Question

Find the local maximum value and local minimum value (whichever exists) for the function \[ f(x) = 4x^2 + \frac{1}{x}, \quad (x \neq 0). \]

Hint:

Use the first derivative test to find critical points and the second derivative test to classify them as local maxima or minima.

Answer 1

To find the critical points, differentiate \( f(x) \) with respect to \( x \): \[ f'(x) = \frac{d}{dx} \left( 4x^2 + \frac{1}{x} \right) = 8x - \frac{1}{x^2}. \] Set \( f'(x) = 0 \) to find the critical points: \[ 8x - \frac{1}{x^2} = 0 \quad \Rightarrow \quad 8x^3 = 1 \quad \Rightarrow \quad x = \frac{1}{2}. \] To classify the critical point, compute the second derivative: \[ f''(x) = \frac{d}{dx} \left( 8x - \frac{1}{x^2} \right) = 8 + \frac{2}{x^3}. \] Substitute \( x = \frac{1}{2} \): \[ f''\left(\frac{1}{2}\right) = 8 + \frac{2}{\left(\frac{1}{2}\right)^3} = 8 + 16 = 24>0. \] Since \( f''(x)>0 \), the function has a local minimum at \( x = \frac{1}{2} \).
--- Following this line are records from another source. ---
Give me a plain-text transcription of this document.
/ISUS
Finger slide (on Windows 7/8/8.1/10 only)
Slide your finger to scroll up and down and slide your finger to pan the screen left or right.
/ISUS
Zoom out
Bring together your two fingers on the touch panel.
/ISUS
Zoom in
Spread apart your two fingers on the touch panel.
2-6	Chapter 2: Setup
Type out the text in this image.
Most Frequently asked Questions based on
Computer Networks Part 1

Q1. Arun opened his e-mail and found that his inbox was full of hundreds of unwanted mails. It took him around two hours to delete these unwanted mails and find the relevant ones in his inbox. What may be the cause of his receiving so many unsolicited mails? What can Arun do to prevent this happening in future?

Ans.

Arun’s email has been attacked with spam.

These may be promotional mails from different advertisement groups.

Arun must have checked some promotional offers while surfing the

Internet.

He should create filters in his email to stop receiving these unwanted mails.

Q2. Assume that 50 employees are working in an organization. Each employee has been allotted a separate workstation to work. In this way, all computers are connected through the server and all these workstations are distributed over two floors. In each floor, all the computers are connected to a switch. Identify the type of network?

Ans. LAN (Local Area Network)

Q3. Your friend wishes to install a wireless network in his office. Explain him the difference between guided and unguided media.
Find the value of \( f(x) \) at \( x = \frac{1}{2} \): \[ f\left(\frac{1}{2}\right) = 4\left(\frac{1}{2}\right)^2 + \frac{1}{\frac{1}{2}} = 4\left(\frac{1}{4}\right) + 2 = 1 + 2 = 3. \] Final Answer: The local minimum value of \( f(x) \) is \( 3 \).